Mientras que yo, hidalgo más interesado en la algarabía y el trasiego de gentes que en los juegos de corte, tras despedir a mi amigo, decidí acercarme a la taberna Cienfuegos, sita apenas a un par de calles de distancia de los franciscanos. Sería un lugar más que apropiado para matar el rato hasta que Don Diego terminara con sus compromisos religiosos y sociales.
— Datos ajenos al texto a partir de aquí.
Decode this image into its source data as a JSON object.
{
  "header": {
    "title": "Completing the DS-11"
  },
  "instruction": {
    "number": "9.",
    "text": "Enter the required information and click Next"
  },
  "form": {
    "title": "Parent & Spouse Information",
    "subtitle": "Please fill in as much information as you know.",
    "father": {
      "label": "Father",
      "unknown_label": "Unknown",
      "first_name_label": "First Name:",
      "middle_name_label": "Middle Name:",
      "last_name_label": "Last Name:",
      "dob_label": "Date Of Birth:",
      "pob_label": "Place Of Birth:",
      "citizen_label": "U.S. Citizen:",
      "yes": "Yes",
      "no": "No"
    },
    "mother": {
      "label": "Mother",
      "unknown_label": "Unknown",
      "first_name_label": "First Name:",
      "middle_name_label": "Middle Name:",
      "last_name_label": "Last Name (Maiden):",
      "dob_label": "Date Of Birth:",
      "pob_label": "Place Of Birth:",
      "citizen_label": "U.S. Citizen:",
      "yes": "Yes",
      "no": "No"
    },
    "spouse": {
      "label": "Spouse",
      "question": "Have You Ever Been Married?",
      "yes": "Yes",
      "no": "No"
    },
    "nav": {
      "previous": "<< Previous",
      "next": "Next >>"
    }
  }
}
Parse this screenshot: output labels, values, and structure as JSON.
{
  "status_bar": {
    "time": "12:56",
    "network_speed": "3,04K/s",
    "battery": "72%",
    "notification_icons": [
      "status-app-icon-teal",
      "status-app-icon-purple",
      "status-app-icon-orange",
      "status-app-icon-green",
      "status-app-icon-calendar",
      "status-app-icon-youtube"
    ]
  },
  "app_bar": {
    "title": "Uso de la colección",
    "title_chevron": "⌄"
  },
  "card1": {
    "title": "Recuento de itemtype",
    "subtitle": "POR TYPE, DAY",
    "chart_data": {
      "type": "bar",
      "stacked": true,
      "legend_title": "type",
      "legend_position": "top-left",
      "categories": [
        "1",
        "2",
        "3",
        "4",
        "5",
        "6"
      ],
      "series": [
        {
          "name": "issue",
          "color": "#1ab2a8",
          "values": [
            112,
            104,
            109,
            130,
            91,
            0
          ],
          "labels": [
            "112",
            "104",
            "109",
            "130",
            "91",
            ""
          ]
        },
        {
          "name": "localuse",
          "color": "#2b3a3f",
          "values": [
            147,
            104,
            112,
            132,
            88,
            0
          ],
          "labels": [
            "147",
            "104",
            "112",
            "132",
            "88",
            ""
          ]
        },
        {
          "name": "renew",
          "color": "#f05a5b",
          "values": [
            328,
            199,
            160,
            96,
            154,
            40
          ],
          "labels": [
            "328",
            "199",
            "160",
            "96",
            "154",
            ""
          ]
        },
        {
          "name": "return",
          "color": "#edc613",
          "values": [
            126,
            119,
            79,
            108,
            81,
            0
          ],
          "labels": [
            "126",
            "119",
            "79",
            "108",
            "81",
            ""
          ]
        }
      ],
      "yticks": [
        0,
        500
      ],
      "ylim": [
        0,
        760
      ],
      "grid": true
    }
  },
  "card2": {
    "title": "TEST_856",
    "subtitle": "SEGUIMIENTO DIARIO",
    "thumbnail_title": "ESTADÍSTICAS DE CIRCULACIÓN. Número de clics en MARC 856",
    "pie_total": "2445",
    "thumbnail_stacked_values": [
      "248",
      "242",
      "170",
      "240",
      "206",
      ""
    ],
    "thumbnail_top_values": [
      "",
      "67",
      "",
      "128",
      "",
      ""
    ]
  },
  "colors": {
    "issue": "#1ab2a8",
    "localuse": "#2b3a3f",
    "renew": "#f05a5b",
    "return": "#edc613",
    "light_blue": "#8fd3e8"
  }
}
Al traspasar el umbral del local, llegó a mi nariz la mezcla de olores del sudor rancio de los borrachos con el aroma del vino peleón que suele servir Gabriel cienfuegos, antiguo compañero de armas en Flandes reconvertido en posadero tras perder la mitad de su pierna derecha en combate.
-Buenos días, Gabriel. ¡Apiadaos de mí y haced el favor de poner un buen vino a este viejo camarada! He dejado a Don Diego en su cita de las once con los franciscanos y, con un poco de suerte, con su bella Itziar.- Hago una pausa, mientras concedo una media sonrisa pensando en mi amigo intentando cortejar a la joven. - Mientras que yo, ya sabéis que suelo frecuentar más estas parroquias del vino que las del Todopoderoso, cada cual con su fé, ¿no creéis?
[...]
Tras su respuesta, asiento taimadamente a las palabras del posadero. -¡Voto a tal que me interesa lo que decís! Y no ha de faltar tiempo para poner en conocimiento a mi camarada de Mendoza en cuanto salga de la iglesia de las novedades que acabáis de relatarme.
Tras apurar el vino de mi vaso, lo levanto y lo meneo levemente, mirando a Cienfuegos.
-Haced el favor de rellenar este vaso, que con algo tendré que matar el rato hasta que acabe esa condenada misa...- Aprovecho para echar una ojeada discreta por el local, en busca de posibles oídos entrometidos que hayan podido cazar algo de nuestra conversación de manera distraída.